Miner envisions the firm becoming a model for women both in terms of working for themselves and mentoring other women.

“I believe that women are naturally better mentors,” Miner says. “I have two kids. We obviously do the child-bearing, and most of the child-rearing falls on us. So I think we’re naturally more empathetic, better listeners and good teachers.”

While she won’t go so far as to say that women are better connecting with juries, she does maintain that women are more likely to have certain people skills essential to being a good trial lawyer.

“Women relate to people and are really good listeners,” she says. “Although juries don’t speak in words until the end [of trial], they do speak in terms of body language and we notice more.”

In a practical sense, the unveiling of the firm is not a dramatic event. In 2019, Miner, Siddall and criminal defense attorney Seth B. Orkand formed Miner, Orkand, Siddall following their departure from Demeo in Boston.

Orkand recently decided to leave, presenting Miner and Siddall with the opportunity to rebrand the law office as an all-female firm.

According to Miner, MS is not the first attempt to establish an all-women white-collar defense practice in Boston. Before becoming a Superior Court judge, Christine M. Roach in 1989 founded Roach & Carpenter.
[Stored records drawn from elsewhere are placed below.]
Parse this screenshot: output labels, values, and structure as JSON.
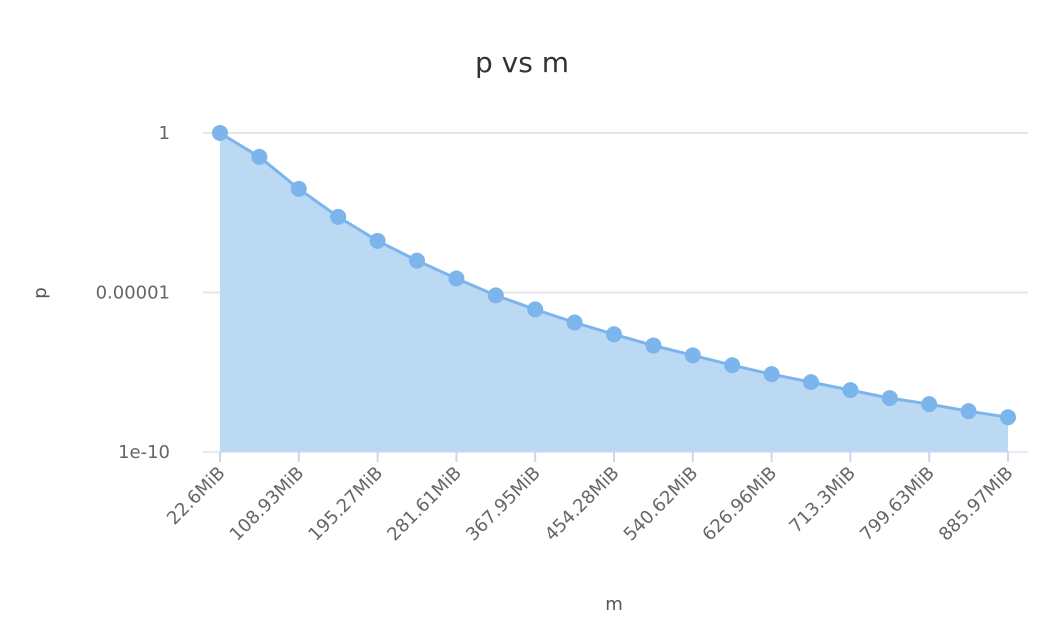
{
  "chart_data": {
    "type": "area",
    "title": "p vs m",
    "xlabel": "m",
    "ylabel": "p",
    "yscale": "log",
    "ylim": [
      1e-10,
      1
    ],
    "ytick_labels": [
      "1",
      "0.00001",
      "1e-10"
    ],
    "ytick_values": [
      1,
      1e-05,
      1e-10
    ],
    "xlim": [
      22.6,
      885.97
    ],
    "xtick_values": [
      22.6,
      108.93,
      195.27,
      281.61,
      367.95,
      454.28,
      540.62,
      626.96,
      713.3,
      799.63,
      885.97
    ],
    "xtick_labels": [
      "22.6MiB",
      "108.93MiB",
      "195.27MiB",
      "281.61MiB",
      "367.95MiB",
      "454.28MiB",
      "540.62MiB",
      "626.96MiB",
      "713.3MiB",
      "799.63MiB",
      "885.97MiB"
    ],
    "series": [
      {
        "name": "p",
        "color": "#7cb5ec",
        "fill": "#bcd9f3",
        "x": [
          22.6,
          65.77,
          108.93,
          152.1,
          195.27,
          238.44,
          281.61,
          324.78,
          367.95,
          411.12,
          454.28,
          497.45,
          540.62,
          583.79,
          626.96,
          670.13,
          713.3,
          756.47,
          799.63,
          842.8,
          885.97
        ],
        "log10_y": [
          0,
          -0.75,
          -1.75,
          -2.63,
          -3.38,
          -4.0,
          -4.56,
          -5.09,
          -5.53,
          -5.94,
          -6.31,
          -6.66,
          -6.97,
          -7.28,
          -7.56,
          -7.81,
          -8.06,
          -8.31,
          -8.5,
          -8.72,
          -8.91
        ]
      }
    ],
    "grid": true,
    "legend": "none"
  }
}
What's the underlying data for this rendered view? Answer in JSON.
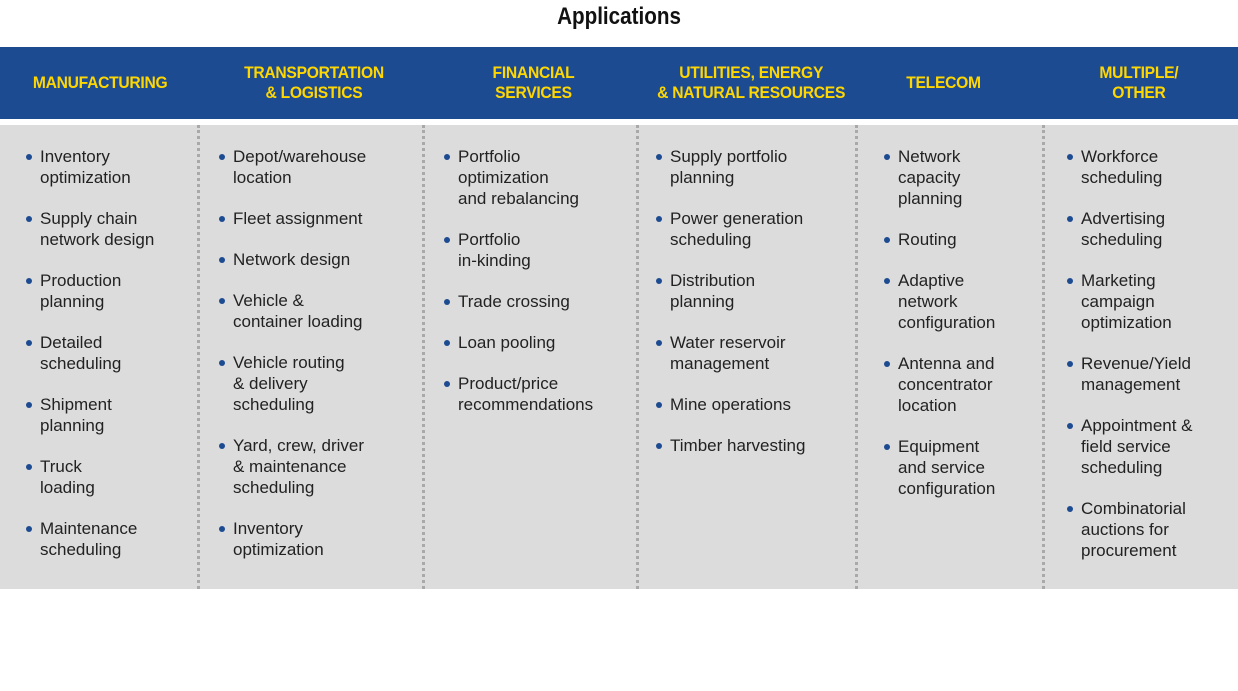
{
  "title": "Applications",
  "colors": {
    "header_bg": "#1d4b92",
    "header_text": "#ffd700",
    "body_bg": "#dcdcdc",
    "bullet": "#1d4b92"
  },
  "columns": [
    {
      "header": "MANUFACTURING",
      "items": [
        "Inventory\noptimization",
        "Supply chain\nnetwork design",
        "Production\nplanning",
        "Detailed\nscheduling",
        "Shipment\nplanning",
        "Truck\nloading",
        "Maintenance\nscheduling"
      ]
    },
    {
      "header": "TRANSPORTATION\n& LOGISTICS",
      "items": [
        "Depot/warehouse\nlocation",
        "Fleet assignment",
        "Network design",
        "Vehicle &\ncontainer loading",
        "Vehicle routing\n& delivery\nscheduling",
        "Yard, crew, driver\n& maintenance\nscheduling",
        "Inventory\noptimization"
      ]
    },
    {
      "header": "FINANCIAL\nSERVICES",
      "items": [
        "Portfolio\noptimization\nand rebalancing",
        "Portfolio\nin-kinding",
        "Trade crossing",
        "Loan pooling",
        "Product/price\nrecommendations"
      ]
    },
    {
      "header": "UTILITIES, ENERGY\n& NATURAL RESOURCES",
      "items": [
        "Supply portfolio\nplanning",
        "Power generation\nscheduling",
        "Distribution\nplanning",
        "Water reservoir\nmanagement",
        "Mine operations",
        "Timber harvesting"
      ]
    },
    {
      "header": "TELECOM",
      "items": [
        "Network\ncapacity\nplanning",
        "Routing",
        "Adaptive\nnetwork\nconfiguration",
        "Antenna and\nconcentrator\nlocation",
        "Equipment\nand service\nconfiguration"
      ]
    },
    {
      "header": "MULTIPLE/\nOTHER",
      "items": [
        "Workforce\nscheduling",
        "Advertising\nscheduling",
        "Marketing\ncampaign\noptimization",
        "Revenue/Yield\nmanagement",
        "Appointment &\nfield service\nscheduling",
        "Combinatorial\nauctions for\nprocurement"
      ]
    }
  ]
}
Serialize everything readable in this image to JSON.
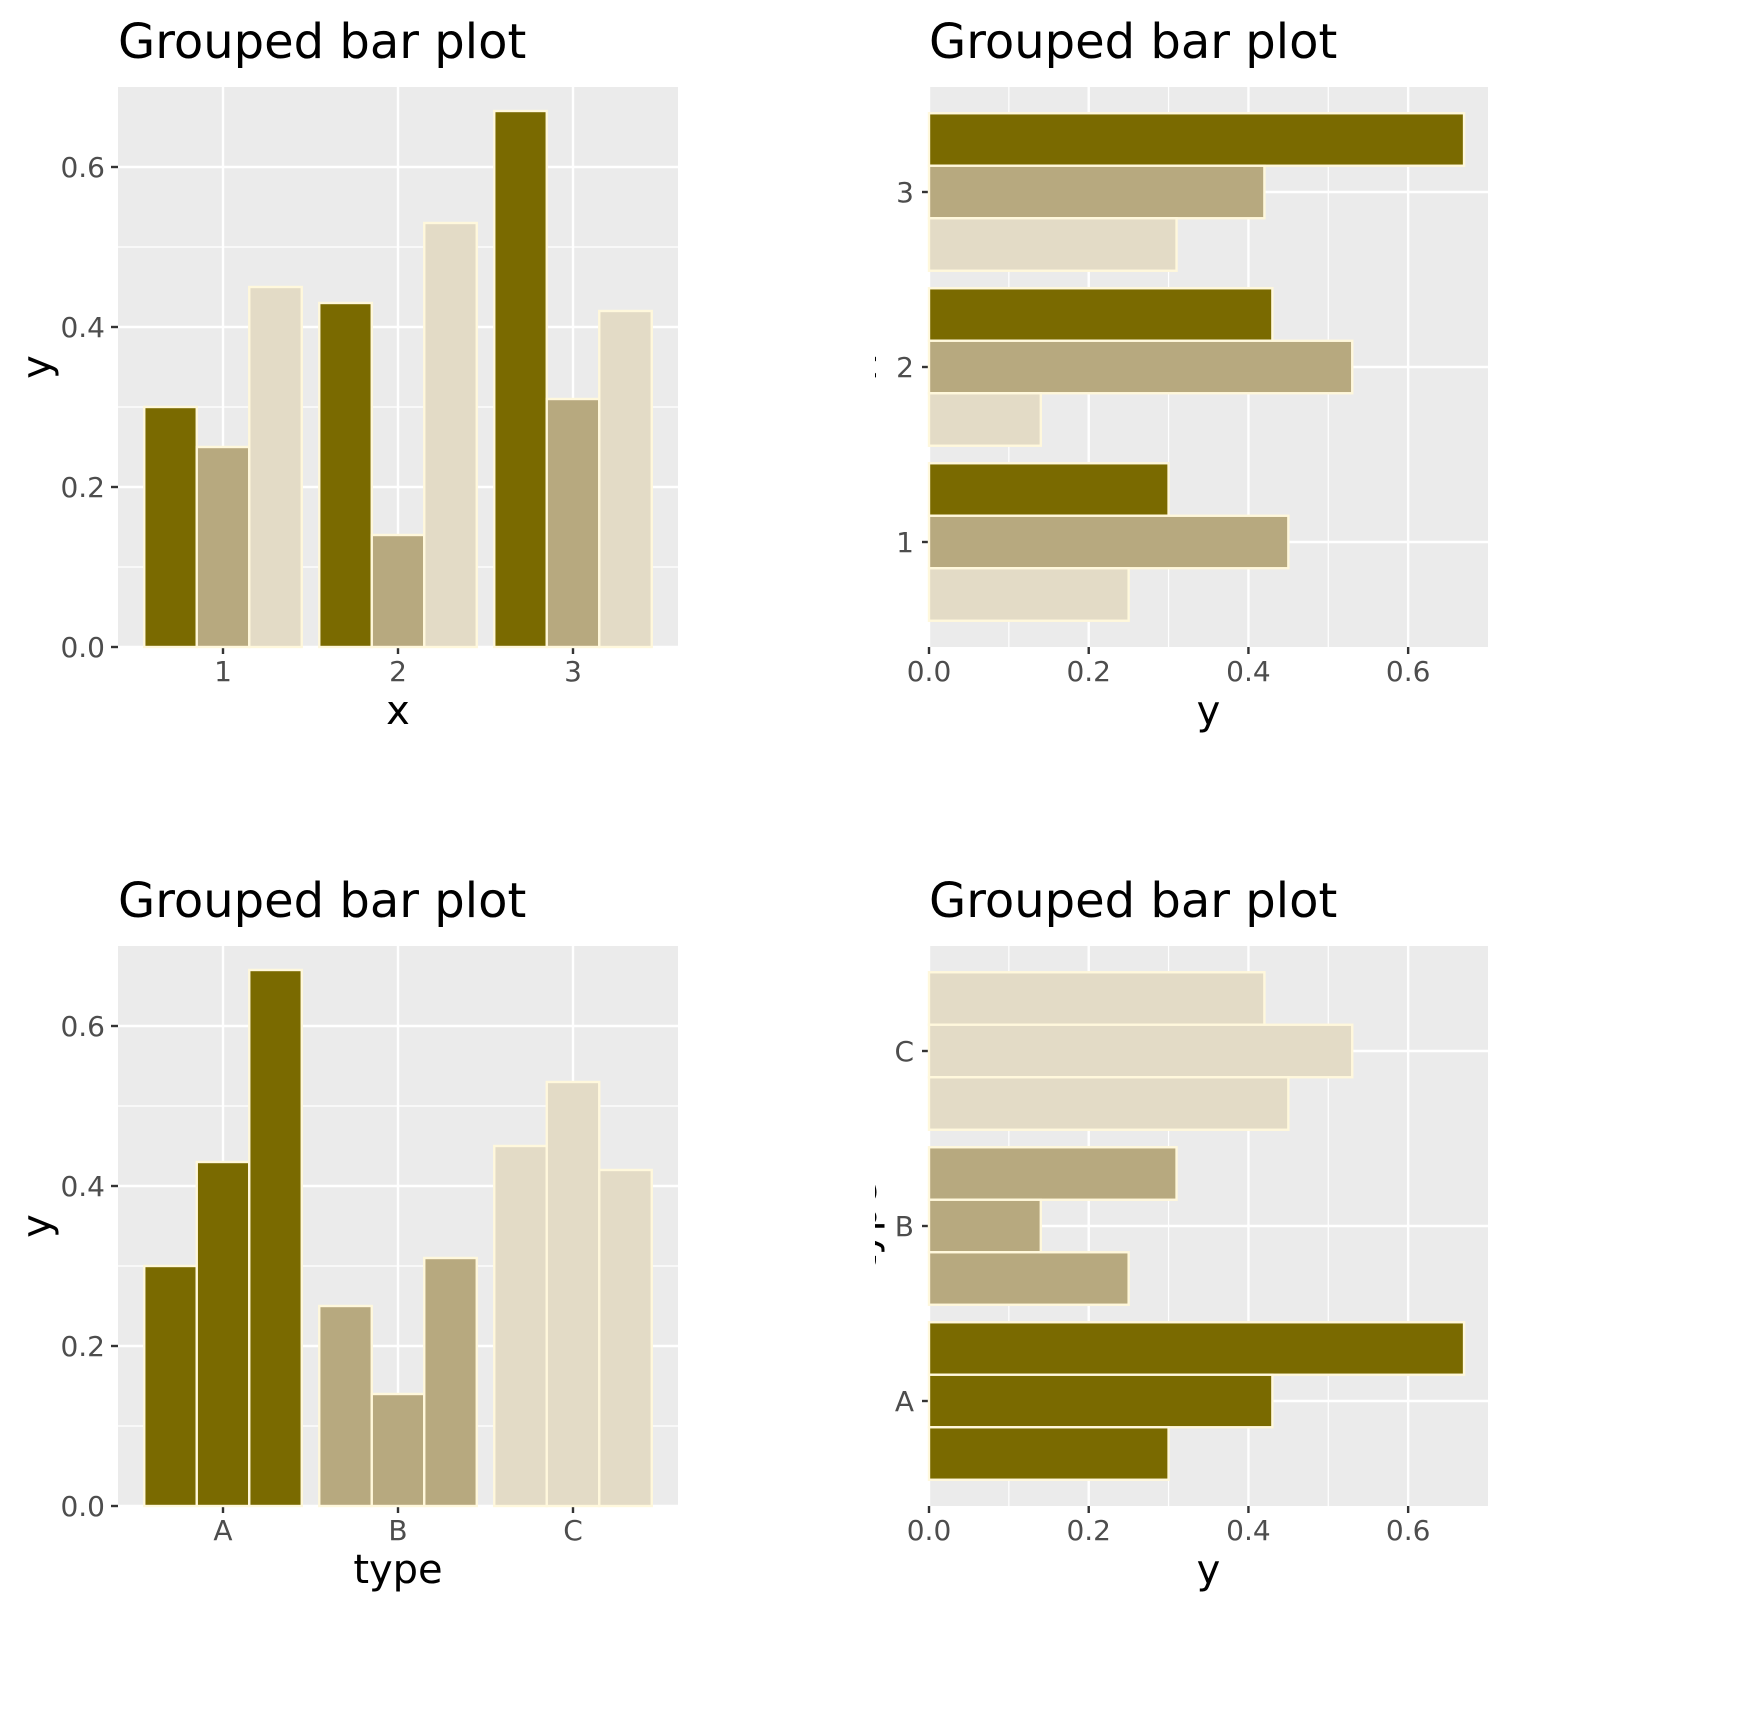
{
  "palette": {
    "dark": "#7a6a00",
    "mid": "#b7a97f",
    "light": "#e3dbc6",
    "panel_background": "#ebebeb",
    "bar_outline": "#fff8dc"
  },
  "chart_data": [
    {
      "type": "bar",
      "orientation": "vertical",
      "title": "Grouped bar plot",
      "xlabel": "x",
      "ylabel": "y",
      "categories": [
        "1",
        "2",
        "3"
      ],
      "ylim": [
        0,
        0.7
      ],
      "ticks": [
        "0.0",
        "0.2",
        "0.4",
        "0.6"
      ],
      "grid": true,
      "bar_fill_by": "series",
      "series": [
        {
          "values": [
            0.3,
            0.43,
            0.67
          ]
        },
        {
          "values": [
            0.25,
            0.14,
            0.31
          ]
        },
        {
          "values": [
            0.45,
            0.53,
            0.42
          ]
        }
      ]
    },
    {
      "type": "bar",
      "orientation": "horizontal",
      "title": "Grouped bar plot",
      "xlabel": "y",
      "ylabel": "x",
      "categories": [
        "1",
        "2",
        "3"
      ],
      "ylim": [
        0,
        0.7
      ],
      "ticks": [
        "0.0",
        "0.2",
        "0.4",
        "0.6"
      ],
      "grid": true,
      "bar_fill_by": "series",
      "series": [
        {
          "values": [
            0.3,
            0.43,
            0.67
          ]
        },
        {
          "values": [
            0.45,
            0.53,
            0.42
          ]
        },
        {
          "values": [
            0.25,
            0.14,
            0.31
          ]
        }
      ]
    },
    {
      "type": "bar",
      "orientation": "vertical",
      "title": "Grouped bar plot",
      "xlabel": "type",
      "ylabel": "y",
      "categories": [
        "A",
        "B",
        "C"
      ],
      "ylim": [
        0,
        0.7
      ],
      "ticks": [
        "0.0",
        "0.2",
        "0.4",
        "0.6"
      ],
      "grid": true,
      "bar_fill_by": "category",
      "series": [
        {
          "values": [
            0.3,
            0.25,
            0.45
          ]
        },
        {
          "values": [
            0.43,
            0.14,
            0.53
          ]
        },
        {
          "values": [
            0.67,
            0.31,
            0.42
          ]
        }
      ]
    },
    {
      "type": "bar",
      "orientation": "horizontal",
      "title": "Grouped bar plot",
      "xlabel": "y",
      "ylabel": "type",
      "categories": [
        "A",
        "B",
        "C"
      ],
      "ylim": [
        0,
        0.7
      ],
      "ticks": [
        "0.0",
        "0.2",
        "0.4",
        "0.6"
      ],
      "grid": true,
      "bar_fill_by": "category",
      "series": [
        {
          "values": [
            0.67,
            0.31,
            0.42
          ]
        },
        {
          "values": [
            0.43,
            0.14,
            0.53
          ]
        },
        {
          "values": [
            0.3,
            0.25,
            0.45
          ]
        }
      ]
    }
  ]
}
Miner says Roach and another former assistant U.S. attorney, Paula DiGiacomo, were unable to succeed in developing a white-collar defense practice during the 1990s.

“Things didn’t work out for a couple of reasons,” Miner says. “One, I don’t think the world was ready for all-women firms. Two, it’s harder [to establish a defense practice] coming out of the U.S. Attorney’s Office because you don’t have a client base to start with and you don’t have a reputation on the defense side.”

That’s not an issue for Miner, who has more than 30 years of practice on her side.

“People know me,” she says. “The time is right.”

Prior to joining Demeo, Miner chaired the white-collar criminal defense practice at Mintz, Levin, Cohn, Ferris, Glovsky & Popeo. A past president of the Massachusetts Association of Criminal Defense Lawyers, her practice focuses on representing individuals and companies in state and federal criminal investigations.

In addition to criminal defense, Siddall has made her mark representing individuals in government enforcement actions and scientific research misconduct investigations, particularly with respect to the health care, pharmaceutical, financial services and construction industries.

“I have seen how valuable it is to learn from and work with a woman lawyer who is not afraid to go toe-to-toe with aggressive opposing counsel, but does it in her own way,” Siddall says in a statement. “We are focused on growing our firm and helping to shape the landscape for women in the legal profession.”